The Jyväskylä library stabbing took place on 30 January 2013, when members of the Finnish Resistance Movement (Finnish: Suomen vastarintaliike), a branch of the Nordic Resistance Movement, had organized a demonstration in the city of Jyväskylä, Finland, and protesters assaulted three individuals as a group.

== Sequence of events ==
On 30 January 2013, members of the Nordic Resistance Movement, a far-right white nationalist political party in Sweden, Finland, Norway, Iceland, and Denmark, organized a demonstration within the city of Jyväskylä, Finland. The altercation occurred after a group of young men from the Nordic Resistance Movement who referred to themselves as "patriots" were denied access into a public event within the Jyväskylä Public Library. This said event was a discussion centered on the then recently published book entitled "The Far Right in Finland". The group then proceeded to assault the doorman and two individuals who were accompanying him. All three of the individuals received non-fatal injuries from the attack. Sources disagree on whether the man at the door was or was not a security guard.

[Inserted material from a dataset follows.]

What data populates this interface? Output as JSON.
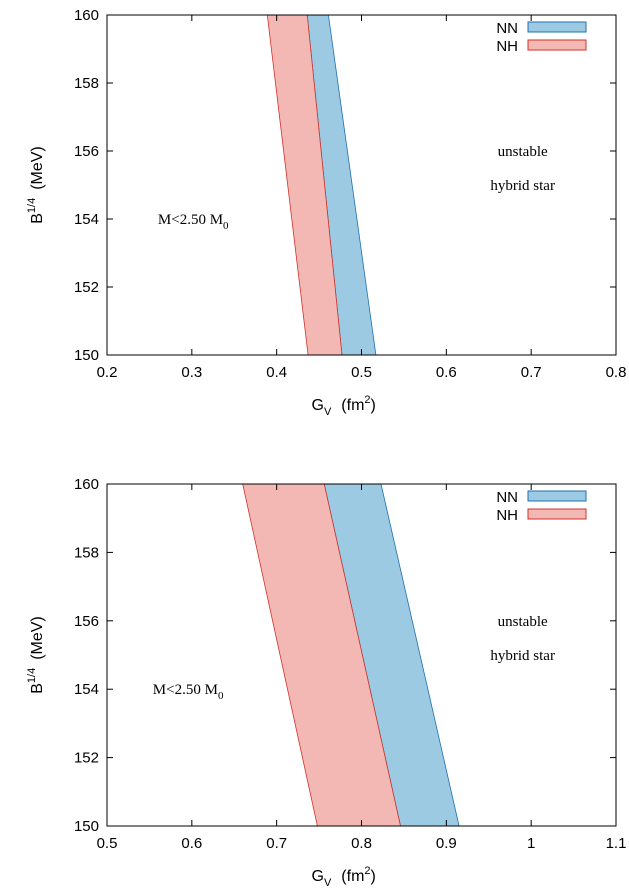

According to the Helsinki Times, the police did not arrive on the scene until a second emergency call was placed.

One of three co-authors of the book and a member of the Helsinki City Council, Dan Koivulaakso, was present when the incident occurred.

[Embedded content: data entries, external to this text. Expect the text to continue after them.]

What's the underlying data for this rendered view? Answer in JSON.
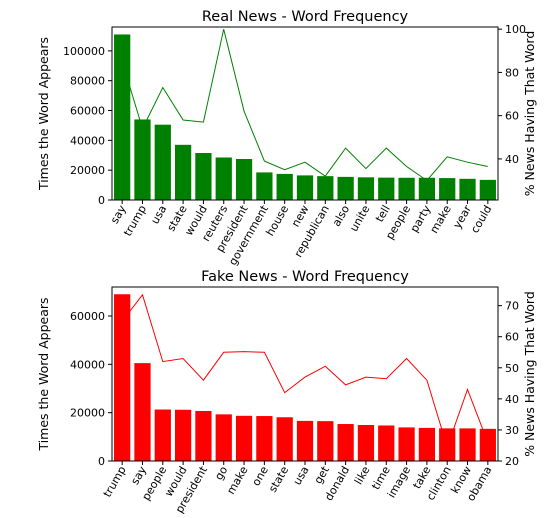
{
  "chart_data": [
    {
      "type": "bar",
      "title": "Real News - Word Frequency",
      "ylabel": "Times the Word Appears",
      "y2label": "% News Having That Word",
      "bar_color": "#008000",
      "line_color": "#008000",
      "ylim": [
        0,
        116000
      ],
      "y2lim": [
        21.0,
        101.0
      ],
      "yticks": [
        0,
        20000,
        40000,
        60000,
        80000,
        100000
      ],
      "y2ticks": [
        40,
        60,
        80,
        100
      ],
      "categories": [
        "say",
        "trump",
        "usa",
        "state",
        "would",
        "reuters",
        "president",
        "government",
        "house",
        "new",
        "republican",
        "also",
        "unite",
        "tell",
        "people",
        "party",
        "make",
        "year",
        "could"
      ],
      "series": [
        {
          "kind": "bar",
          "axis": "left",
          "values": [
            111000,
            54000,
            50500,
            37000,
            31500,
            28500,
            27500,
            18500,
            17500,
            16500,
            16000,
            15500,
            15200,
            15000,
            14900,
            14900,
            14700,
            14200,
            13500
          ]
        },
        {
          "kind": "line",
          "axis": "right",
          "values": [
            85,
            54,
            73,
            58,
            57,
            100,
            62,
            39,
            35,
            38.5,
            32,
            45,
            35.5,
            45,
            36.5,
            30,
            41,
            38.5,
            36.5
          ]
        }
      ]
    },
    {
      "type": "bar",
      "title": "Fake News - Word Frequency",
      "ylabel": "Times the Word Appears",
      "y2label": "% News Having That Word",
      "bar_color": "#ff0000",
      "line_color": "#ff0000",
      "ylim": [
        0,
        72000
      ],
      "y2lim": [
        20,
        76
      ],
      "yticks": [
        0,
        20000,
        40000,
        60000
      ],
      "y2ticks": [
        20,
        30,
        40,
        50,
        60,
        70
      ],
      "categories": [
        "trump",
        "say",
        "people",
        "would",
        "president",
        "go",
        "make",
        "one",
        "state",
        "usa",
        "get",
        "donald",
        "like",
        "time",
        "image",
        "take",
        "clinton",
        "know",
        "obama"
      ],
      "series": [
        {
          "kind": "bar",
          "axis": "left",
          "values": [
            69000,
            40500,
            21300,
            21200,
            20700,
            19300,
            18700,
            18600,
            18100,
            16600,
            16500,
            15300,
            14900,
            14700,
            13900,
            13700,
            13500,
            13500,
            13300
          ]
        },
        {
          "kind": "line",
          "axis": "right",
          "values": [
            65,
            73.5,
            52,
            53,
            46,
            55,
            55.2,
            55,
            42,
            47,
            50.5,
            44.5,
            47,
            46.5,
            53,
            46,
            24.5,
            43,
            26
          ]
        }
      ]
    }
  ]
}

The police reported that both of the combatants were armed but declined to specify what type of weapons were involved in the incident.

Later, in March 2013, a Neo-Nazi was taken into custody in connection with the stabbing. Upon entering his apartment building authorities found a USB stick containing a folder labeled "Jews". It contained about 300 photos and information, mostly regarding Finnish-Jewish teenagers.

== Aftermath ==
In March 2015, members of the Nordic Resistance Movement began to organize once again in Jyväskylä, Finland. One protest, in which more than forty individuals attended, resulted in heated clashes with the police. The police arrested thirty-two people including leading members of the Movement and a number of Swedish-speaking Finns and Swedes.

Later, in August 2015, members of the same organization assaulted three individuals, one of whom was one of the victims of the initial stabbing incident. The police arrested two Swedes: a twenty-five-year-old and a thirty-one-year-old.

== Reactions ==
- Finland: Minister of the Interior Päivi Räsänen condemned the initial attack, stating that she was opposed to all violence against the freedom of speech and assembly.